Domenicale, 17 marzo 2024
A caccia dei ristoranti giapponesi autentici
Nel 2006 il governo giapponese ha creato la cosiddetta «polizia del sushi» incaricata di scovare i falsi ristoranti giapponesi nel mondo. Una squadra di ispettori in incognito aveva visitato ottanta ristoranti a Parigi con il risultato di «denunciarne» circa un terzo per «crimini contro l’autenticità». Ovviamente l’azione degli ispettori giapponesi non ha avuto alcun effetto evidente, se non quello di contribuire all’ilarità generale.
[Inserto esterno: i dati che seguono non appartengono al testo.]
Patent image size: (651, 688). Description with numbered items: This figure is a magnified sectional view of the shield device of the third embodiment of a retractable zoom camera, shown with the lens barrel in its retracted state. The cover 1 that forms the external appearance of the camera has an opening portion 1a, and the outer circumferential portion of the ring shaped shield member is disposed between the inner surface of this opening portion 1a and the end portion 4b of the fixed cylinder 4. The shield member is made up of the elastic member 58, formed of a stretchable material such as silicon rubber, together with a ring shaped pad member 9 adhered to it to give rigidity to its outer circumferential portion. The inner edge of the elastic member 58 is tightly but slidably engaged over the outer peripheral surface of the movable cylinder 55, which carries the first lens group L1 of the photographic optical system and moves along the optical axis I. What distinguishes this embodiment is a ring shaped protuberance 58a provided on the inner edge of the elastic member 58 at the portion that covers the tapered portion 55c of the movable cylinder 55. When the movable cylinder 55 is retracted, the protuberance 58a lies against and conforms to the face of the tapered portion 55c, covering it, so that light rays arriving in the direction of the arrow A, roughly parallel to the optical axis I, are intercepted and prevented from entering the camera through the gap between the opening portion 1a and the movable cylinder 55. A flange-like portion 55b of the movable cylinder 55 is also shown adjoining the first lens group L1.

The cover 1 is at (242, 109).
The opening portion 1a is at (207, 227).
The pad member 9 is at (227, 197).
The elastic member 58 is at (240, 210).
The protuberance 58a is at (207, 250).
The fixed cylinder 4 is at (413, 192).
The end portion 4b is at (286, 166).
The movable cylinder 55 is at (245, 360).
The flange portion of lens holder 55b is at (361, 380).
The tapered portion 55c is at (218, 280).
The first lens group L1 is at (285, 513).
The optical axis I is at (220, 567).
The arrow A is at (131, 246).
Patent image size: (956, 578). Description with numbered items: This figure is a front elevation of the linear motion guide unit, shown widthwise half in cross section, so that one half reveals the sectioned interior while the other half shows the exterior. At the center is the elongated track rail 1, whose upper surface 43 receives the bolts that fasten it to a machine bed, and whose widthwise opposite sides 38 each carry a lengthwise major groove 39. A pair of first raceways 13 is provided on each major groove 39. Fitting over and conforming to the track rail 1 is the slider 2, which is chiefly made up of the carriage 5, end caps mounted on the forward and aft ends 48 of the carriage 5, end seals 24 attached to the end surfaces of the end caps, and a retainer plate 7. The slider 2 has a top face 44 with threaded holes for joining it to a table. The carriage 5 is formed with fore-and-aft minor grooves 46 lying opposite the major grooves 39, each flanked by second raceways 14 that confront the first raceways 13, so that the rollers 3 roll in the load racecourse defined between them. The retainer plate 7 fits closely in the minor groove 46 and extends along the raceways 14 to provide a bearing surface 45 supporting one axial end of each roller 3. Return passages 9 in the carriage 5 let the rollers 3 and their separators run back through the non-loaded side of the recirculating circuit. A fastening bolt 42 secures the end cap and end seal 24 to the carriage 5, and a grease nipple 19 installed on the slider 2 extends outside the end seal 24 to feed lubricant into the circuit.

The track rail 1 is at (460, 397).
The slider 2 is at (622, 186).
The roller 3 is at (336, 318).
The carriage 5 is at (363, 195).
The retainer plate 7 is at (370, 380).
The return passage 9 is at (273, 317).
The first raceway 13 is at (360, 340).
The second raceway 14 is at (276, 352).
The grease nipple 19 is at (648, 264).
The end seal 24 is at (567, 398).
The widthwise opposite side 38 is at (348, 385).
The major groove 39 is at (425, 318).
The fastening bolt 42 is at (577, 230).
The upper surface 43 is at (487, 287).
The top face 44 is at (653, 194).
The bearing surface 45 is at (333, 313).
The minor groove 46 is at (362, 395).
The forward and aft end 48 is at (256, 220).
Questo episodio, riferito dal giornalista Dan Hong in un articolo su «Vittles», fa parte della complicata arte della «gastrodiplomazia» attuata da molti Paesi. I motivi che hanno portato il governo giapponese a intraprendere i controlli li conosciamo bene anche noi italiani, infatti il ministro in carica aveva dichiarato di voler contrastare la diffusione della cucina giapponese fatta da cinesi, coreani e filippini, allo scopo di proteggere la cultura gastronomica nipponica. Evidentemente dall’altra parte del globo soffrono del japanese sounding, almeno quanto noi dell’i talian sounding.
L’azione non si è però limitata alla repressione – per così dire – ma ha messo in campo risorse economiche per il sostegno dei ristoranti giapponesi all’estero a cui è richiesto di svolgere il ruolo di ambasciatori dell’autentica cucina nipponica. Esistono esempi virtuosi anche di altri Paesi come la Thailandia, la Corea del Sud e la Malesia che hanno investito su chef, ristoranti e scuole di cucina per fare conoscere all’estero la cucina locale.
In alcuni casi i risultati sono stati sorprendenti. La Thailandia, vera pioniera in questo campo, in pochi anni ha visto triplicare il numero dei ristoranti thai nel mondo, contribuendo anche a modificare la reputazione del paese: da meta del turismo sessuale a paradiso gastronomico. In particolare le regioni del Sud Est asiatico sono in prima linea per esportare le proprie cucine nei punti strategici del globo (verso i paesi del G7, ad esempio) come strumento diplomatico, puntando tutto sul soft power culinario.
Anche per noi italiani, invece di andare a caccia di trasgressori, come aveva ventilato il Ministro Lollobrigida esattamente un anno fa, sarebbe forse più lungimirante investire all’estero per rafforzare la nostra posizione.